Situation gets worse when you add more resources in the game like a JMS broker
or even a compute grid or more applications that all have some dependencies in the form of a directed graph
I was recently on a call with a customer. The following comes from an email wrt that call. The customer has a strong demand to be able to start and stop apps with their dependencies. The following graphic illustrates this:
Before the Application (s) on AS can start, the compute grid must be started, as well as the DB and the load balancer. Also in compute grid and the AS also depend on some MQ broker.
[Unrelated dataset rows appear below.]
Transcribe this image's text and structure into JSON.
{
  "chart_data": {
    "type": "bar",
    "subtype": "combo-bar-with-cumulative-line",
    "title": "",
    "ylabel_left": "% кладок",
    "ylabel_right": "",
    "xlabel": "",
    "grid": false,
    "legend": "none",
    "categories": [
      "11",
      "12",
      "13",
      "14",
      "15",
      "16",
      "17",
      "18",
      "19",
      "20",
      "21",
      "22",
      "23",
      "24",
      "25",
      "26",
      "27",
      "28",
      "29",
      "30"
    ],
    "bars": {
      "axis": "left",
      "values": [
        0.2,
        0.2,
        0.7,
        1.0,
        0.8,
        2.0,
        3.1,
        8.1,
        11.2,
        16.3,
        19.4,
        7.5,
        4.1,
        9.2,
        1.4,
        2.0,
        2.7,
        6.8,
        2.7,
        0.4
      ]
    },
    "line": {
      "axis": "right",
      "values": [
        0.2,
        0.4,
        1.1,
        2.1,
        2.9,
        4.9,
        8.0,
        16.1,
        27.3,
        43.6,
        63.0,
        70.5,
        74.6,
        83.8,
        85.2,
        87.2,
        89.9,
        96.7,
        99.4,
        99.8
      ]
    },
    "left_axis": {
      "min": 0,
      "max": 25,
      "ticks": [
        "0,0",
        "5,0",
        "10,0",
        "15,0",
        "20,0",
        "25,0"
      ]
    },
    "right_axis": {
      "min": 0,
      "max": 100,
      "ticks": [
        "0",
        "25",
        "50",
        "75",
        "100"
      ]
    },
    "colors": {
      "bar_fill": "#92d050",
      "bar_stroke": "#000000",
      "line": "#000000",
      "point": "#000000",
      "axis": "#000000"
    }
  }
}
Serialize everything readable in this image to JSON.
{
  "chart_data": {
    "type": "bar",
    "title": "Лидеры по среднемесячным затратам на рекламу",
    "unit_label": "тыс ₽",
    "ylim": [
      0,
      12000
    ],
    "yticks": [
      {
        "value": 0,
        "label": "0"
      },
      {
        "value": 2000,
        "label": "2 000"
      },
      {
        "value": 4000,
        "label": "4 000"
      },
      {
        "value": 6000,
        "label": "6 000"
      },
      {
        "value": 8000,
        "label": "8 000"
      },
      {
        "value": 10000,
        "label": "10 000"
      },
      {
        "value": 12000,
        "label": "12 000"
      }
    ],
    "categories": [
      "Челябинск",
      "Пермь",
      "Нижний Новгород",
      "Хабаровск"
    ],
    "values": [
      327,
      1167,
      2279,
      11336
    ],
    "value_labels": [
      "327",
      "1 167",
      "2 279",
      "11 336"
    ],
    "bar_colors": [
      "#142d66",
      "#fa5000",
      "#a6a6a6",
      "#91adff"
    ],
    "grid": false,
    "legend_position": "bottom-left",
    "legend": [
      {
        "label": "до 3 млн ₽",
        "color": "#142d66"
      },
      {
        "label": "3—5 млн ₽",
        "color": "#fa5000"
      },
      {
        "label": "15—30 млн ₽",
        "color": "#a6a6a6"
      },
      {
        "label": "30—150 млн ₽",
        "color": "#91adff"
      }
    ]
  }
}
For app3 to start, the grid + MQ needs to
be present and for app4, only MQ.
Also for stopping the order needs to be reversed (with checks about what may still be needed, but this is not the subject of this email).
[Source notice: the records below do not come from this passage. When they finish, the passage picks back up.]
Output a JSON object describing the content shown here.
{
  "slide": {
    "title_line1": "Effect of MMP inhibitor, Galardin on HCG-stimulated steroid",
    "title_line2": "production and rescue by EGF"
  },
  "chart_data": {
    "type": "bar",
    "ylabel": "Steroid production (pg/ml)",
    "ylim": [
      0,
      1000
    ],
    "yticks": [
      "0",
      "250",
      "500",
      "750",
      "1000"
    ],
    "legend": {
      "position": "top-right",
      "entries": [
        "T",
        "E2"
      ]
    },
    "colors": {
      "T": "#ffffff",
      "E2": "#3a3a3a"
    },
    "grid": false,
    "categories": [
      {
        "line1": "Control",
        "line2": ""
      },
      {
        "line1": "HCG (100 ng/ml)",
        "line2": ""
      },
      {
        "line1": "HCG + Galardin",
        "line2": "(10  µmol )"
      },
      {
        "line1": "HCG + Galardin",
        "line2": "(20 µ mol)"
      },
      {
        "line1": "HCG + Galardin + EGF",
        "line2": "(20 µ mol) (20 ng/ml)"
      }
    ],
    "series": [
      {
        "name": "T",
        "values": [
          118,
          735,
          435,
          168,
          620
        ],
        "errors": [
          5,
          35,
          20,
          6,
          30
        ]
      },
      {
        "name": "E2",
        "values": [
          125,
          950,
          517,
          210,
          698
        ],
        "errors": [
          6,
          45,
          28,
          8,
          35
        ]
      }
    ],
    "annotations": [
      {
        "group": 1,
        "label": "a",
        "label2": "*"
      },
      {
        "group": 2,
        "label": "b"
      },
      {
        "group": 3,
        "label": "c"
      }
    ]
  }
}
Veritas cluster manager is able to produce such a graph as displayed above
and also to hande this dependencies.
RHQ actually already provides the biggest part of this puzzle: triggering start + stop operations on the managed resources.
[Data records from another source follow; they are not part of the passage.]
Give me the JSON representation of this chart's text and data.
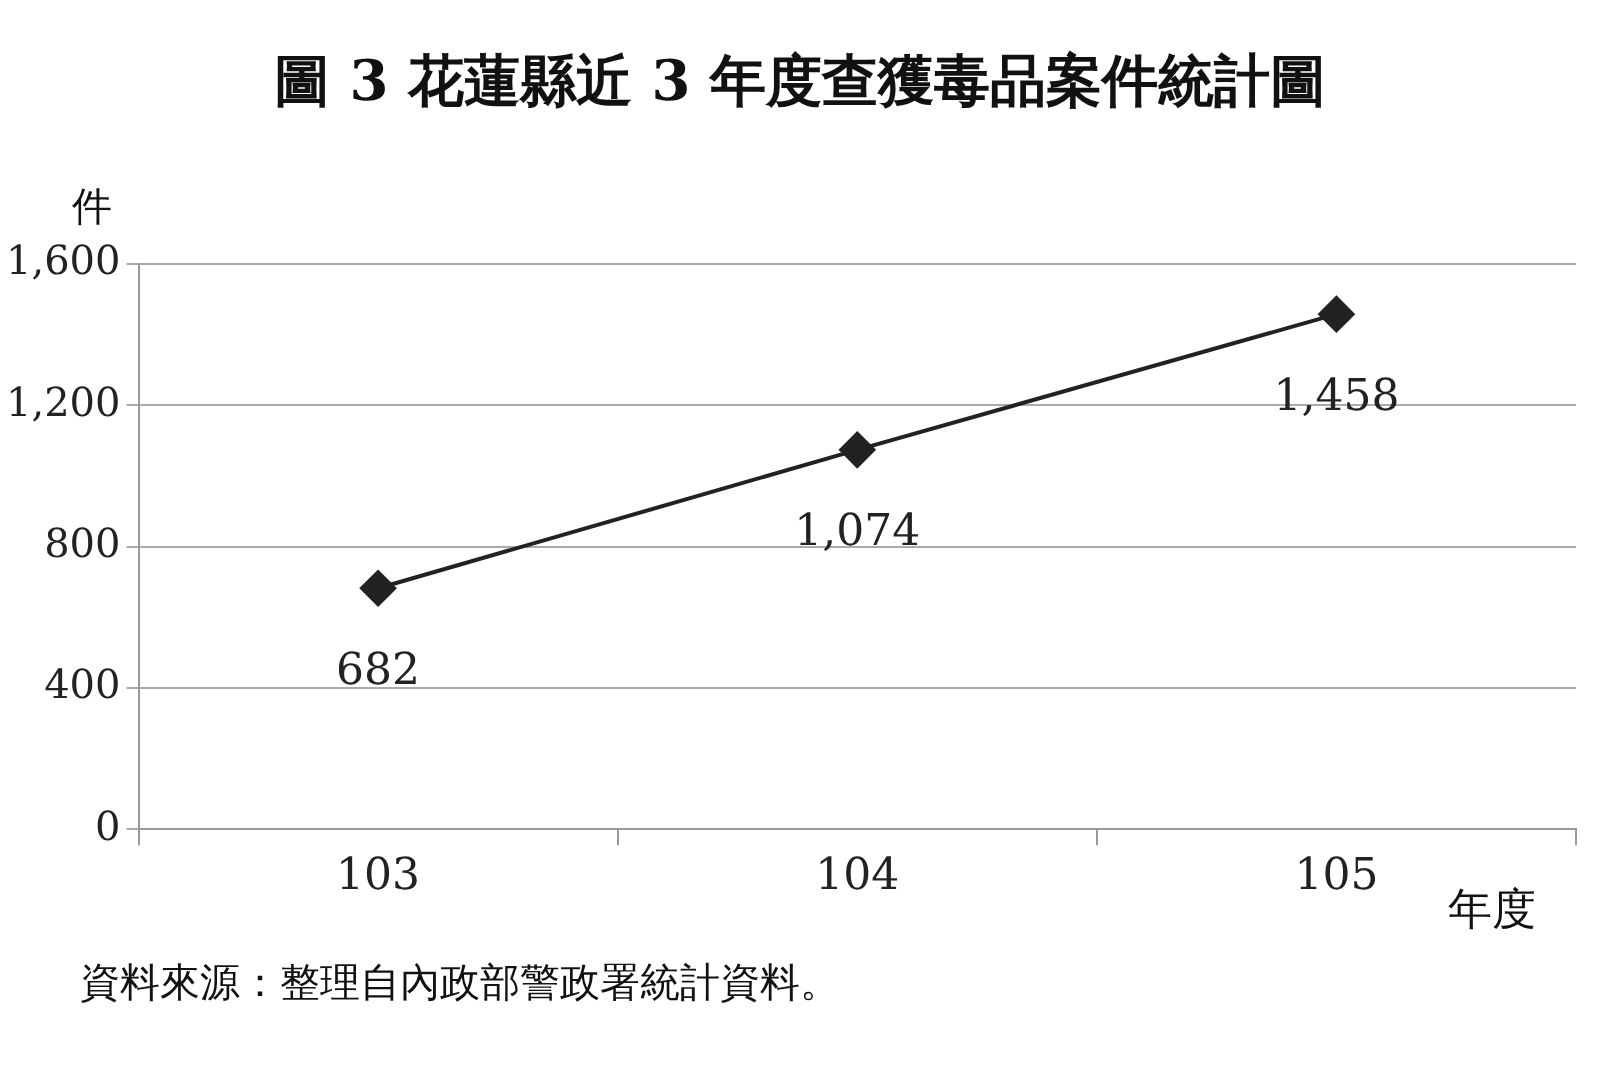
{
  "chart_data": {
    "type": "line",
    "title": "圖 3 花蓮縣近 3 年度查獲毒品案件統計圖",
    "ylabel": "件",
    "xlabel": "年度",
    "annotations": [
      "資料來源：整理自內政部警政署統計資料。"
    ],
    "categories": [
      "103",
      "104",
      "105"
    ],
    "series": [
      {
        "color": "#222222",
        "values": [
          682,
          1074,
          1458
        ],
        "value_labels": [
          "682",
          "1,074",
          "1,458"
        ]
      }
    ],
    "ylim": [
      0,
      1600
    ],
    "yticks": [
      0,
      {
        "value": 400,
        "label": "400"
      },
      {
        "value": 800,
        "label": "800"
      },
      {
        "value": 1200,
        "label": "1,200"
      },
      {
        "value": 1600,
        "label": "1,600"
      }
    ],
    "grid": "y",
    "legend": false,
    "marker": "diamond",
    "line_style": "solid"
  }
}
We got the idea that they could actually implement the triggering logic by implementing a server plugin, that reads an external file that hosts the dependency graph and then triggers the start and stop operations in turn.
As server plugins have "controls", there are even "buttons" in the UI to trigger those start and stop "meta-operations".
- it is not intuitive to start app4 to go to Admin->ServerPlugins->....
- ops people (for the apps) may not even have access to the Admin section of RHQ
So we would need a way to associate such an operation of a server plugin to an actual resource, so that the operator would go to App4, operations tab and issue a "start with dependencies" operation, that goes to the server plugin, which then does the work of scheduling all the needed start operations on plugin level (in turn and with waiting for results).
There are now several options on how to represent the metadata for this
- server plugin could indicate which operations it would offer for what resource types
- agent plugins would get a new <server-operation> section that contains the name of the server plugin + metadata about parameters etc.
In any case the name of the resource where the server-operation is triggered from needs to be passed to the server plugin, so that it can go to the right entry in the table and do its work.
Alerting needs to be able to understand the concept of Application, so that the user only needs to set up an alert on application level and e.g. un-availabilities on the level of dependencies will bubble up to the level of the application.
Classifying a set of resources now allows to create dashboards that can aggregate system state like only showing a traffic light for the state of the whole application - if the user needs more knowledge, he can drill down into the application
We need to provide graphical views like the ones at the top, where the user can see the dependencies, alert state and via context / hover can easily see relevant metrics
There exists already a design of a Relationship Service that could be used to implement the graph here. This is not enough though, as just following those links is not enough, as you also need a driver to sit on top to drive all the operations to be triggered.
We should also consider adding a first-class concept of managed resource lifecycle management. The new plugin API could look something like:
If we had this, along with defined relationships, either the Server or the plugin container could orchestrate starting a managed Resource and all its dependency Resources in the correct order. I think this would allow us to provide generic support for dependency-aware Resource lifecycle management, except for the case where the user wants to define a set of Resources as runtime dependencies of their "application", where that application is not represented as an RHQ Resource. That case could require a server plugin and/or even further additions to the domain model.